I disagree, though, with Professor Althouse’s point that the cover is a spoof of the “fears and lies” about Obama. To work effectively, every spoof must have a kernel of truth. Otherwise, it approaches a printed equivalent of slapstick. So, while Obama is not a Muslim (though—however that is relevant—he was considered such until his apostasy conversion), he is long and closely associated with a version of “Christianity” that is at odds with the overwhelmingly accepted Christian message of love and universal brotherhood and unity in Christ. While his bitter half may not be a revolutionary in the sense of the Angela Davis throwback pictured on the cover, her remarks and writings and her rhetorical stylings go well beyond those associated with almost all spouses of presidential candidates. Actually they go well beyond those associated with most presidential candidates and those accepted by most Americans. While Obama has not burned the American flag, he ostentatiously refused to wear a flag lapel pin and pronounced sententiously on the patriotism of not wearing one. Until, that is, political circumstances such as the Reverend Wright eruptions, made it expedient to hold his press conference in front of a forest of American flags and to start wearing just such a pin.

If this is the Obama camp’s reaction to “pointed” humor, one wonders what the reaction would be to something of the tone of, say, a Doonesbury cartoon. Michelle Malkin has a collection of a few of the left’s cartoons (including, of course, those distributed in publications such as The New York Times) and degradation and assassination fantasies. What would the reaction be if that were the Obamas, instead of Bush, Cheney, Rice, et al. who were pictured? Hate crime accusation, anyone?

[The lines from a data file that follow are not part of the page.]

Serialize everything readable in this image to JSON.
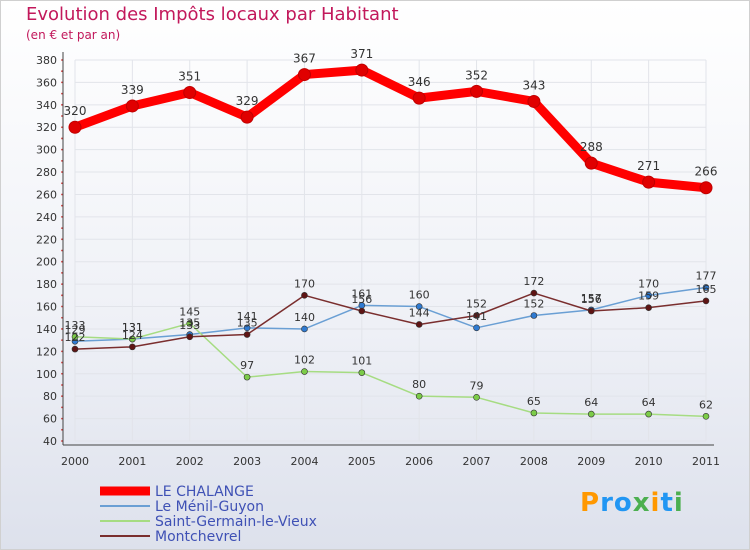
{
  "chart_data": {
    "type": "line",
    "title": "Evolution des Impôts locaux par Habitant",
    "subtitle": "(en € et par an)",
    "categories": [
      "2000",
      "2001",
      "2002",
      "2003",
      "2004",
      "2005",
      "2006",
      "2007",
      "2008",
      "2009",
      "2010",
      "2011"
    ],
    "ylim": [
      40,
      380
    ],
    "yticks": [
      40,
      60,
      80,
      100,
      120,
      140,
      160,
      180,
      200,
      220,
      240,
      260,
      280,
      300,
      320,
      340,
      360,
      380
    ],
    "series": [
      {
        "name": "LE CHALANGE",
        "color": "#ff0000",
        "values": [
          320,
          339,
          351,
          329,
          367,
          371,
          346,
          352,
          343,
          288,
          271,
          266
        ],
        "labels": [
          "320",
          "339",
          "351",
          "329",
          "367",
          "371",
          "346",
          "352",
          "343",
          "288",
          "271",
          "266"
        ]
      },
      {
        "name": "Le Ménil-Guyon",
        "color": "#6a9fd4",
        "point_color": "#2f7ad1",
        "values": [
          129,
          131,
          135,
          141,
          140,
          161,
          160,
          141,
          152,
          157,
          170,
          177
        ],
        "labels": [
          "129",
          "131",
          "135",
          "141",
          "140",
          "161",
          "160",
          "141",
          "152",
          "157",
          "170",
          "177"
        ]
      },
      {
        "name": "Saint-Germain-le-Vieux",
        "color": "#a6dc82",
        "point_color": "#7ccc48",
        "values": [
          133,
          131,
          145,
          97,
          102,
          101,
          80,
          79,
          65,
          64,
          64,
          62
        ],
        "labels": [
          "133",
          "131",
          "145",
          "97",
          "102",
          "101",
          "80",
          "79",
          "65",
          "64",
          "64",
          "62"
        ]
      },
      {
        "name": "Montchevrel",
        "color": "#7a2e2e",
        "point_color": "#5e1414",
        "values": [
          122,
          124,
          133,
          135,
          170,
          156,
          144,
          152,
          172,
          156,
          159,
          165
        ],
        "labels": [
          "122",
          "124",
          "133",
          "135",
          "170",
          "156",
          "144",
          "152",
          "172",
          "156",
          "159",
          "165"
        ]
      }
    ]
  },
  "logo": {
    "letters": [
      "P",
      "r",
      "o",
      "x",
      "i",
      "t",
      "i"
    ]
  }
}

Notice the gleeful and non-satirical Rolling Stone cartoon about the tortures suffered by McCain. I wonder how the metrosexual Obama (or Rolling Stone writers and editors) would have fared at the Hanoi Hilton? Did you hear a lot of media hand wringing about that cartoon? Neither did I.

UPDATE: Case in point: I like W’s response to the reporter’s stupid question. Let the American people decide. They’re competent to figure this out. What would Obama have said?